Kebijakan ekonomi administrasi Ahmad al-Sharaa pun masih belum jelas arahnya. Apalagi dengan kembalinya beberapa figur lama seperti Mohammad Hamsho ke kancah bisnis, menambah kekhawatiran bahwa sisa-sisa jaringan bisnis Assad masih akan terus beroperasi di balik layar, memanfaatkan kekosongan hukum yang belum tertata.

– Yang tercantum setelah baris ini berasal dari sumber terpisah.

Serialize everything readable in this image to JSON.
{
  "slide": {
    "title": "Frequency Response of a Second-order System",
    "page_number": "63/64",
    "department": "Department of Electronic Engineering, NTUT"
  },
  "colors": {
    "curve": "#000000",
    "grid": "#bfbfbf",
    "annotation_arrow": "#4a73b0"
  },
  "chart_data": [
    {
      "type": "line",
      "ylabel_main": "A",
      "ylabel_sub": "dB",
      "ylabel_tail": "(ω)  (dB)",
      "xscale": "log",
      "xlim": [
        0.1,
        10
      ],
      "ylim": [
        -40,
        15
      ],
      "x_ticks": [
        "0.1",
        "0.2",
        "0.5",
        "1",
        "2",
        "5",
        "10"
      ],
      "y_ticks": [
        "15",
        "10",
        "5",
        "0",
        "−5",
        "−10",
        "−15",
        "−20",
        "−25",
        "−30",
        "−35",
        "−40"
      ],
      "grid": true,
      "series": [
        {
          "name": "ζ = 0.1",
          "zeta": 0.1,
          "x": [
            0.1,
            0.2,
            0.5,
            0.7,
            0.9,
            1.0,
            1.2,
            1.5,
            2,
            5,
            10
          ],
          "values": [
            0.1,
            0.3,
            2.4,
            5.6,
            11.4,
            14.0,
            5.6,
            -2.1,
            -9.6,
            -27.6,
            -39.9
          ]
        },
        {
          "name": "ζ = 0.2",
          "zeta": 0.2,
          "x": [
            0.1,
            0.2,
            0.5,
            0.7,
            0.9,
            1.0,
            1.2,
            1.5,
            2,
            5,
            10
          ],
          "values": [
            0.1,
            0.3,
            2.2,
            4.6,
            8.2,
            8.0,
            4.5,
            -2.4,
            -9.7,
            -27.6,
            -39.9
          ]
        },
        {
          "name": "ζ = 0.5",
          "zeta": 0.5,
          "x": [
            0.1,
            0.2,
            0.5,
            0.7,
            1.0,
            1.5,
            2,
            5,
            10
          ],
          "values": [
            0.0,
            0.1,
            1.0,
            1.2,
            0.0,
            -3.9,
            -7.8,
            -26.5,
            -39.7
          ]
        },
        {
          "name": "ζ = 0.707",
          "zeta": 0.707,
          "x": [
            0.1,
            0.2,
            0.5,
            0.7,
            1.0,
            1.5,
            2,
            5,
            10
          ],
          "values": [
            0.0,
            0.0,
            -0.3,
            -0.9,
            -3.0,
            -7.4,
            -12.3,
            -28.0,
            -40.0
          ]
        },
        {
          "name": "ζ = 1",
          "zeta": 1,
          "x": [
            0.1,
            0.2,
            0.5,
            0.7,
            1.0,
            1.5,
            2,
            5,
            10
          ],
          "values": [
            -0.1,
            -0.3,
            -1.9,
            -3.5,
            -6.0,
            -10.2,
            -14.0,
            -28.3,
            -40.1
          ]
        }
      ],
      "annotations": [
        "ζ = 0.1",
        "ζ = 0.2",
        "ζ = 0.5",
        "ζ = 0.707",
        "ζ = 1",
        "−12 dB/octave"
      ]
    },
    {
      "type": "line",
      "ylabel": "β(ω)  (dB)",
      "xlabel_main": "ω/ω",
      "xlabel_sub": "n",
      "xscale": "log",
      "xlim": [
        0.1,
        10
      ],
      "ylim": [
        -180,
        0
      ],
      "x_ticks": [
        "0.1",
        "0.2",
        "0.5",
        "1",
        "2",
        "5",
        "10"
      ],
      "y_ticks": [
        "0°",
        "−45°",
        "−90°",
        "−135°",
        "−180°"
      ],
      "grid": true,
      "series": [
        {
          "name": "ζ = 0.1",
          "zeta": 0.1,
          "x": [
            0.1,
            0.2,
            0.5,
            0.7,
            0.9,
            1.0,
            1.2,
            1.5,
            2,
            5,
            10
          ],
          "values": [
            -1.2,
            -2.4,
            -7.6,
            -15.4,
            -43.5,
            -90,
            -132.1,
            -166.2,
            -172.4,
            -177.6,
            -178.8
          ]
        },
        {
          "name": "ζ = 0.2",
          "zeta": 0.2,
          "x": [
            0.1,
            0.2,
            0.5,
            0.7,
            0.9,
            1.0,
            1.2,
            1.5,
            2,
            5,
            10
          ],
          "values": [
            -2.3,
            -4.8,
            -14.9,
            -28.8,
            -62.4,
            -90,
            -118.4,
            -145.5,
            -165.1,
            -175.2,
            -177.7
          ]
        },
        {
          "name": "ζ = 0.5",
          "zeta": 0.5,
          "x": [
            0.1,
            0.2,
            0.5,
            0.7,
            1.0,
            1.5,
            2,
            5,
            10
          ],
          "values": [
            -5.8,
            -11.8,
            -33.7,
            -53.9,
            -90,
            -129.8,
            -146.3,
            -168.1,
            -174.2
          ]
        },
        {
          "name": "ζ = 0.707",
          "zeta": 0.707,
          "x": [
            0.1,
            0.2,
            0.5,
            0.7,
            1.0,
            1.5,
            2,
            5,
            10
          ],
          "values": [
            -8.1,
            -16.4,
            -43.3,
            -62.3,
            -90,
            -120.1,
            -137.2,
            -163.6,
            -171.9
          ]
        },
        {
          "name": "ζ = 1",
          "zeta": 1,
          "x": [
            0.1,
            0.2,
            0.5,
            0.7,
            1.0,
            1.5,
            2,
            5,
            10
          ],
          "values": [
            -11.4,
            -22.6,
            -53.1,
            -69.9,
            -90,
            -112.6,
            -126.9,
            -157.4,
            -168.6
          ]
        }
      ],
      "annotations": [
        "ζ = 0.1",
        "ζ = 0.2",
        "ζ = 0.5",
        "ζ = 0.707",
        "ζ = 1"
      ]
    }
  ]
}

Bank Sentral Suriah hingga kini belum mengumumkan secara resmi tentang status rekening perusahaan-perusahaan yang terkait dengan rezim lama. Meski sebagian aset dikabarkan telah dibekukan sejak Januari, belum ada langkah hukum ataupun pengungkapan publik terhadap operasional dan kepemilikan perusahaan-perusahaan tersebut.
Kondisi ini memperlihatkan betapa rapuhnya transisi kekuasaan di Suriah. Meski rezim Assad telah tumbang, jejaring bisnis dan kontrol ekonomi yang mereka bangun selama puluhan tahun masih tetap bercokol. Pemerintahan baru pun tampak masih kesulitan menentukan sikap terhadap warisan kelam ini.
Jika situasi ini dibiarkan tanpa kejelasan hukum dan keadilan transisional, besar kemungkinan skenario monopoli bisnis gaya lama akan terulang kembali. Alih-alih membersihkan sektor vital seperti telekomunikasi dari pengaruh kroni lama, justru wajah-wajah baru dengan metode lama kembali menguasai panggung.